Most line ministers did not coordinate with their projects. “Adequate and regular monitoring by the line ministries and timely facilitation for smooth implementation of projects under their purview is essential,” the PMMD urges. Planning and monitoring units needed strengthening with competent staff, at least in key line ministers.

Recruitment and retention of engineers and technical staff was difficult as there was high demand for them in the private sector. There was also a heavy shortage of skilled and unskilled labour. The PMMD recommends suitable policies to address the issue in the short and medium term.

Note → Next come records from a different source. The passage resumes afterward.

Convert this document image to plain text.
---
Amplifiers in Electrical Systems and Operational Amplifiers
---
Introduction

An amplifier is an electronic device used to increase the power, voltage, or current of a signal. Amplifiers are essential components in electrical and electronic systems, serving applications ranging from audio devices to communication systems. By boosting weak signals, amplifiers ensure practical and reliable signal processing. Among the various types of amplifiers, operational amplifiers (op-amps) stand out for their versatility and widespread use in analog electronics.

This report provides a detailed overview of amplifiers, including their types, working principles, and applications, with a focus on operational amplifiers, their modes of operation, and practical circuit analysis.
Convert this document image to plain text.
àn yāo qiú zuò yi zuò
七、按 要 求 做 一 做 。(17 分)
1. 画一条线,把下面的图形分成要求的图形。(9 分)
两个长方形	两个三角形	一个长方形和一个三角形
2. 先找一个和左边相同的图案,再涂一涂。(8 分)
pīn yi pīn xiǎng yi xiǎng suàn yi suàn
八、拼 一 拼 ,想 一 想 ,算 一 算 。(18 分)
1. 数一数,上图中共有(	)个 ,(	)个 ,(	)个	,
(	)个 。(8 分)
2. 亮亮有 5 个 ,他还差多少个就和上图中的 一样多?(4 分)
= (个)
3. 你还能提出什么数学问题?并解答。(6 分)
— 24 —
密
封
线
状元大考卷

Some major construction projects were reportedly lagging because of material shortages such as sand, gravel and soil for filling as well as restrictions on explosives use. There must be proper and early planning of the supply chain in coordination with selected contractors, the PMMD says, also suggesting that alternative sources of material be found.

There was poor cooperation among institutions responsible for services, clearance and approvals during project implementation. There must be “proper communication, coordination and cooperation”.

Foreign financing provided to projects were not fully utilised. This placed an additional burden on the consolidated fund in terms of interest payments. This was the fault of project monitoring units and required cash flow management, amongst other things.

The Highways, Road Development and Petroleum Ministry (as it was called during the period of assessment) leads in terms of value with Rs 157bn spread across 44 programmes. The City Planning, Water Supply and Higher Education Ministry follows with 67 projects worth Rs 89bn. And the Megapolis and Western Development Ministry has 31 projects with a TEC value of over Rs 64bn.

The others in order of value are Power and Energy; Agriculture, Rural Economic Affairs, Livestock Development, Irrigation and Fisheries and Aquatic Resources Development; Education; Transport and Civil Aviation; Internal and Home Affairs, Provincial Councils and Local Government; Mahaweli Development and Environment; Health, Nutrition and Indigenous Medicine; and Defence.